D’après le recensement de 1897, 315 000 Juifs résidaient déjà hors de ses limites, soit, en seize ans, une multiplication par neuf (et cela représentait 9 % de l’ensemble de la population juive de Russie, exception faite du royaume de Pologne52. Comparons : on comptait alors 115 000 Juifs en France, 200 000 en Grande-Bretagne53). Considérons aussi que le recensement donnait des chiffres sous-évalués, compte tenu du fait que, dans beaucoup de villes de Russie, nombre d’artisans, maints domestiques au service de Juifs « autorisés » n’avaient pas d’existence officielle, s’étant dérobés à l’enregistrement.

Ni le gratin de la finance ni l’élite instruite n’étaient soumis aux restrictions de la « zone », et l’un comme l’autre s’établirent librement dans les provinces du centre et dans les capitales. Il est notoire que 14 % de la population juive exerçaient des « professions libérales54 » - pas forcément de type intellectuel.

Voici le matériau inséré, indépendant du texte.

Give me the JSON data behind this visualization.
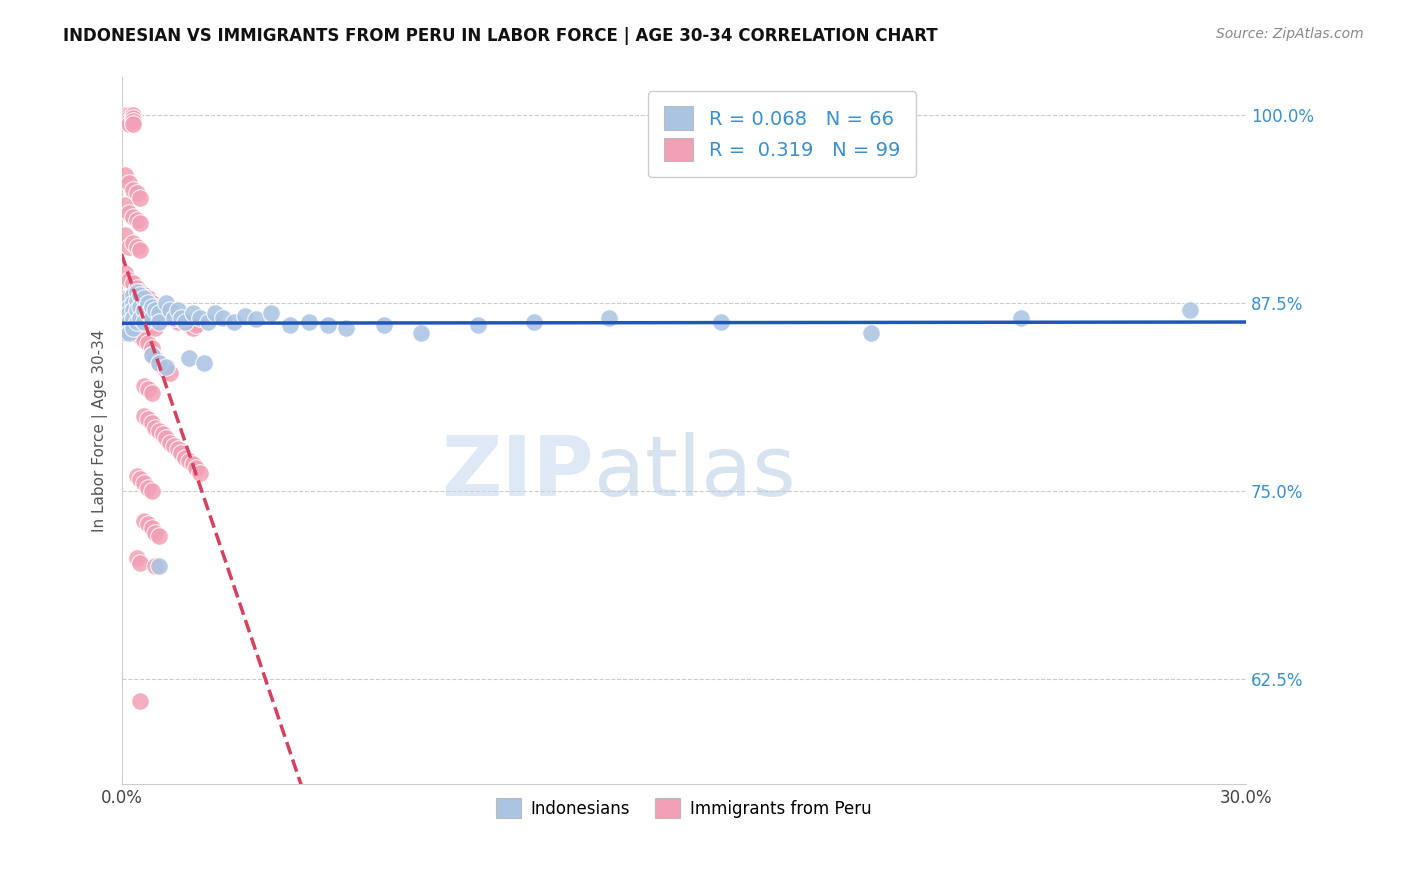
{
  "title": "INDONESIAN VS IMMIGRANTS FROM PERU IN LABOR FORCE | AGE 30-34 CORRELATION CHART",
  "source": "Source: ZipAtlas.com",
  "ylabel": "In Labor Force | Age 30-34",
  "xlim": [
    0.0,
    0.3
  ],
  "ylim": [
    0.555,
    1.025
  ],
  "xticks": [
    0.0,
    0.05,
    0.1,
    0.15,
    0.2,
    0.25,
    0.3
  ],
  "xticklabels": [
    "0.0%",
    "",
    "",
    "",
    "",
    "",
    "30.0%"
  ],
  "ytick_positions": [
    0.625,
    0.75,
    0.875,
    1.0
  ],
  "ytick_labels": [
    "62.5%",
    "75.0%",
    "87.5%",
    "100.0%"
  ],
  "blue_R": 0.068,
  "blue_N": 66,
  "pink_R": 0.319,
  "pink_N": 99,
  "blue_color": "#aac4e2",
  "pink_color": "#f2a0b5",
  "blue_line_color": "#2255bb",
  "pink_line_color": "#d84060",
  "blue_scatter": [
    [
      0.001,
      0.87
    ],
    [
      0.001,
      0.865
    ],
    [
      0.001,
      0.86
    ],
    [
      0.001,
      0.855
    ],
    [
      0.002,
      0.878
    ],
    [
      0.002,
      0.872
    ],
    [
      0.002,
      0.868
    ],
    [
      0.002,
      0.862
    ],
    [
      0.002,
      0.855
    ],
    [
      0.003,
      0.88
    ],
    [
      0.003,
      0.875
    ],
    [
      0.003,
      0.87
    ],
    [
      0.003,
      0.865
    ],
    [
      0.003,
      0.858
    ],
    [
      0.004,
      0.882
    ],
    [
      0.004,
      0.876
    ],
    [
      0.004,
      0.87
    ],
    [
      0.004,
      0.862
    ],
    [
      0.005,
      0.88
    ],
    [
      0.005,
      0.872
    ],
    [
      0.005,
      0.865
    ],
    [
      0.006,
      0.878
    ],
    [
      0.006,
      0.87
    ],
    [
      0.006,
      0.862
    ],
    [
      0.007,
      0.875
    ],
    [
      0.007,
      0.868
    ],
    [
      0.008,
      0.872
    ],
    [
      0.008,
      0.865
    ],
    [
      0.009,
      0.87
    ],
    [
      0.01,
      0.868
    ],
    [
      0.01,
      0.862
    ],
    [
      0.012,
      0.875
    ],
    [
      0.013,
      0.87
    ],
    [
      0.014,
      0.865
    ],
    [
      0.015,
      0.87
    ],
    [
      0.016,
      0.865
    ],
    [
      0.017,
      0.862
    ],
    [
      0.019,
      0.868
    ],
    [
      0.021,
      0.865
    ],
    [
      0.023,
      0.862
    ],
    [
      0.025,
      0.868
    ],
    [
      0.027,
      0.865
    ],
    [
      0.03,
      0.862
    ],
    [
      0.033,
      0.866
    ],
    [
      0.036,
      0.864
    ],
    [
      0.04,
      0.868
    ],
    [
      0.045,
      0.86
    ],
    [
      0.05,
      0.862
    ],
    [
      0.055,
      0.86
    ],
    [
      0.06,
      0.858
    ],
    [
      0.07,
      0.86
    ],
    [
      0.08,
      0.855
    ],
    [
      0.095,
      0.86
    ],
    [
      0.11,
      0.862
    ],
    [
      0.13,
      0.865
    ],
    [
      0.16,
      0.862
    ],
    [
      0.2,
      0.855
    ],
    [
      0.24,
      0.865
    ],
    [
      0.285,
      0.87
    ],
    [
      0.008,
      0.84
    ],
    [
      0.01,
      0.835
    ],
    [
      0.012,
      0.832
    ],
    [
      0.018,
      0.838
    ],
    [
      0.022,
      0.835
    ],
    [
      0.01,
      0.7
    ]
  ],
  "pink_scatter": [
    [
      0.001,
      1.0
    ],
    [
      0.001,
      0.998
    ],
    [
      0.002,
      1.0
    ],
    [
      0.002,
      0.998
    ],
    [
      0.002,
      0.996
    ],
    [
      0.002,
      0.994
    ],
    [
      0.003,
      1.0
    ],
    [
      0.003,
      0.998
    ],
    [
      0.003,
      0.996
    ],
    [
      0.003,
      0.994
    ],
    [
      0.001,
      0.96
    ],
    [
      0.001,
      0.94
    ],
    [
      0.001,
      0.92
    ],
    [
      0.002,
      0.955
    ],
    [
      0.002,
      0.935
    ],
    [
      0.002,
      0.912
    ],
    [
      0.003,
      0.95
    ],
    [
      0.003,
      0.932
    ],
    [
      0.003,
      0.915
    ],
    [
      0.004,
      0.948
    ],
    [
      0.004,
      0.93
    ],
    [
      0.004,
      0.912
    ],
    [
      0.005,
      0.945
    ],
    [
      0.005,
      0.928
    ],
    [
      0.005,
      0.91
    ],
    [
      0.001,
      0.895
    ],
    [
      0.001,
      0.878
    ],
    [
      0.001,
      0.862
    ],
    [
      0.002,
      0.89
    ],
    [
      0.002,
      0.875
    ],
    [
      0.002,
      0.86
    ],
    [
      0.003,
      0.888
    ],
    [
      0.003,
      0.872
    ],
    [
      0.003,
      0.858
    ],
    [
      0.004,
      0.885
    ],
    [
      0.004,
      0.87
    ],
    [
      0.004,
      0.855
    ],
    [
      0.005,
      0.882
    ],
    [
      0.005,
      0.868
    ],
    [
      0.005,
      0.853
    ],
    [
      0.006,
      0.88
    ],
    [
      0.006,
      0.865
    ],
    [
      0.006,
      0.85
    ],
    [
      0.007,
      0.878
    ],
    [
      0.007,
      0.862
    ],
    [
      0.007,
      0.848
    ],
    [
      0.008,
      0.875
    ],
    [
      0.008,
      0.86
    ],
    [
      0.008,
      0.845
    ],
    [
      0.009,
      0.872
    ],
    [
      0.009,
      0.858
    ],
    [
      0.01,
      0.87
    ],
    [
      0.011,
      0.868
    ],
    [
      0.012,
      0.865
    ],
    [
      0.013,
      0.868
    ],
    [
      0.014,
      0.865
    ],
    [
      0.015,
      0.862
    ],
    [
      0.016,
      0.865
    ],
    [
      0.017,
      0.862
    ],
    [
      0.018,
      0.86
    ],
    [
      0.019,
      0.858
    ],
    [
      0.02,
      0.86
    ],
    [
      0.008,
      0.84
    ],
    [
      0.009,
      0.838
    ],
    [
      0.01,
      0.835
    ],
    [
      0.011,
      0.832
    ],
    [
      0.012,
      0.83
    ],
    [
      0.013,
      0.828
    ],
    [
      0.006,
      0.82
    ],
    [
      0.007,
      0.818
    ],
    [
      0.008,
      0.815
    ],
    [
      0.006,
      0.8
    ],
    [
      0.007,
      0.798
    ],
    [
      0.008,
      0.795
    ],
    [
      0.009,
      0.792
    ],
    [
      0.01,
      0.79
    ],
    [
      0.011,
      0.788
    ],
    [
      0.012,
      0.785
    ],
    [
      0.013,
      0.782
    ],
    [
      0.014,
      0.78
    ],
    [
      0.015,
      0.778
    ],
    [
      0.016,
      0.775
    ],
    [
      0.017,
      0.772
    ],
    [
      0.018,
      0.77
    ],
    [
      0.019,
      0.768
    ],
    [
      0.02,
      0.765
    ],
    [
      0.021,
      0.762
    ],
    [
      0.004,
      0.76
    ],
    [
      0.005,
      0.758
    ],
    [
      0.006,
      0.755
    ],
    [
      0.007,
      0.752
    ],
    [
      0.008,
      0.75
    ],
    [
      0.006,
      0.73
    ],
    [
      0.007,
      0.728
    ],
    [
      0.008,
      0.725
    ],
    [
      0.009,
      0.722
    ],
    [
      0.01,
      0.72
    ],
    [
      0.004,
      0.705
    ],
    [
      0.005,
      0.702
    ],
    [
      0.009,
      0.7
    ],
    [
      0.005,
      0.61
    ]
  ],
  "watermark_zip": "ZIP",
  "watermark_atlas": "atlas",
  "watermark_color_zip": "#c5d8f0",
  "watermark_color_atlas": "#b8cce4",
  "legend_labels": [
    "Indonesians",
    "Immigrants from Peru"
  ]
}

Une chose est cependant sûre : dans la Russie prérévolutionnaire, les Juifs « occupaient une place prépondérante dans ces métiers intellectuels. La fameuse Zone de résidence elle-même n’empêchait nullement une importante fraction des Juifs de pénétrer en nombre de plus en plus élevé dans les provinces de la Russie centrale55 ».

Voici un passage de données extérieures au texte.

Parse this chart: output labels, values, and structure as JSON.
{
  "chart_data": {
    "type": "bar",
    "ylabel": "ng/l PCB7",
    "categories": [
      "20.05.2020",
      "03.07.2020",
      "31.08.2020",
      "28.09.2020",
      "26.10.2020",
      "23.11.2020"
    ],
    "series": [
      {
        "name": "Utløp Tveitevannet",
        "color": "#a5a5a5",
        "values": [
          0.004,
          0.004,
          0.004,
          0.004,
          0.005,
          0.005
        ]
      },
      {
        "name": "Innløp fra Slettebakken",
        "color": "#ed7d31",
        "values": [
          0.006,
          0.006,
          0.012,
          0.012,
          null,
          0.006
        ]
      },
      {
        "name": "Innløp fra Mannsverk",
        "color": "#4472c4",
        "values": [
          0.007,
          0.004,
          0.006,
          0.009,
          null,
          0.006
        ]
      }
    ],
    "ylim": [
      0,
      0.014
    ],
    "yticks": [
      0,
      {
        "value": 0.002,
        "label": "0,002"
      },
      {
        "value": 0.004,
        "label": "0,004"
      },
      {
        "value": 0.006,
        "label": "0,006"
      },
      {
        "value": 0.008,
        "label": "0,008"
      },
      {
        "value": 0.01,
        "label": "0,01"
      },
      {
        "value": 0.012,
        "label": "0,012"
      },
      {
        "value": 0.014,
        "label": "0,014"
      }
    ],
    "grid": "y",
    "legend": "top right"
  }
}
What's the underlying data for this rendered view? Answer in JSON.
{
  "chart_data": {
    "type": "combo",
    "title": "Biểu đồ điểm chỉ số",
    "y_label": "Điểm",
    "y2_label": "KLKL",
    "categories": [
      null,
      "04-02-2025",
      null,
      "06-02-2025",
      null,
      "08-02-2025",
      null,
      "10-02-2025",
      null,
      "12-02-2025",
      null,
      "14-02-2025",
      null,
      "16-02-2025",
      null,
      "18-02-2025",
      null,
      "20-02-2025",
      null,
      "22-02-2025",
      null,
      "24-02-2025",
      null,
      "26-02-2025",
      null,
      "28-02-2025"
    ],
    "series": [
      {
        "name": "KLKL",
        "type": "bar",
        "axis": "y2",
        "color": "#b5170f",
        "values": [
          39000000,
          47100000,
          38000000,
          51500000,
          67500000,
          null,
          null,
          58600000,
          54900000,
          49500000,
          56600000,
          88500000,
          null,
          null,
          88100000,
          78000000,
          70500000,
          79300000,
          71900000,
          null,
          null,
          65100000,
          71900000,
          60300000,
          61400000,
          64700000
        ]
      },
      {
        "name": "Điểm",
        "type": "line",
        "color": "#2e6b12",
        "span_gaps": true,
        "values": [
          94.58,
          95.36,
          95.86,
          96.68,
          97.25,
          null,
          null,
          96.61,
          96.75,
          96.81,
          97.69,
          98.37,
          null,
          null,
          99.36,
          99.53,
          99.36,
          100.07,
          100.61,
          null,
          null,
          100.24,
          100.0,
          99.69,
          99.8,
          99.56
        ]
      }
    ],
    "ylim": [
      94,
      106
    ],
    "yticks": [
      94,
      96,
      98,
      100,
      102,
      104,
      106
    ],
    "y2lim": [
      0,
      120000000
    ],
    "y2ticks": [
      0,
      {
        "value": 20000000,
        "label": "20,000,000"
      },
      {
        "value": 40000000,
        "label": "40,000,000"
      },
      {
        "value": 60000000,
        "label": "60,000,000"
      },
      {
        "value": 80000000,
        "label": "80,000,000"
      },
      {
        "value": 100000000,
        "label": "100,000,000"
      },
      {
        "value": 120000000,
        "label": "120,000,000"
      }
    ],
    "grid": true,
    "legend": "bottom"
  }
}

Les corps de métiers dits « artisanaux » où les Juifs étaient les plus nombreux furent les dentistes, les tailleurs, les infirmiers, les apothicaires et quelques autres encore, métiers partout d’une grande utilité, où ils étaient toujours les bienvenus. « En 1905, en Russie, plus de 1 300 000 Juifs exerçaient une activité d’artisans56 » - ce qui signifiait qu’ils pouvaient vivre en dehors de la « zone ». Et il ne faut pas oublier non plus que « nulle part dans les lois il n’était stipulé, par exemple, que l’artisan qui exerce un métier n’a pas le droit de se livrer dans le même temps au commerce » ; au demeurant, « la notion de “faire du commerce” n’est pas définie par la loi » : par exemple, le « dépôt-vente » avec commission, est- ce du commerce ? Ainsi donc, pour exercer toute forme de commerce (même le gros négoce), s’adonner à l’achat de biens immobiliers, à l’aménagement de fabriques, il fallait se faire passer pour « artisan » (ou « dentiste » !) Par exemple, l’« artisan » Neimark possédait une fabrique de soixante ouvriers ; des typos ouvraient ainsi leur propre imprimerie57. Et il existait encore un autre moyen : plusieurs personnes se regroupent, et une seule paie la taxe de la première guilde, les autres se faisant passer pour ses « commis ». Ou encore : se faire « adopter » dans une province du centre par des soldats juifs à la retraite (le père « adoptif » recevait en retour une pension)58. À Riga, des milliers de familles juives vivaient du commerce du bois, jusqu’à ce qu’elles fussent expulsées pour cause de fausses attestations59. À l’orée du XXe siècle, on trouvait des colonies juives dans toutes les villes russes de quelque importance.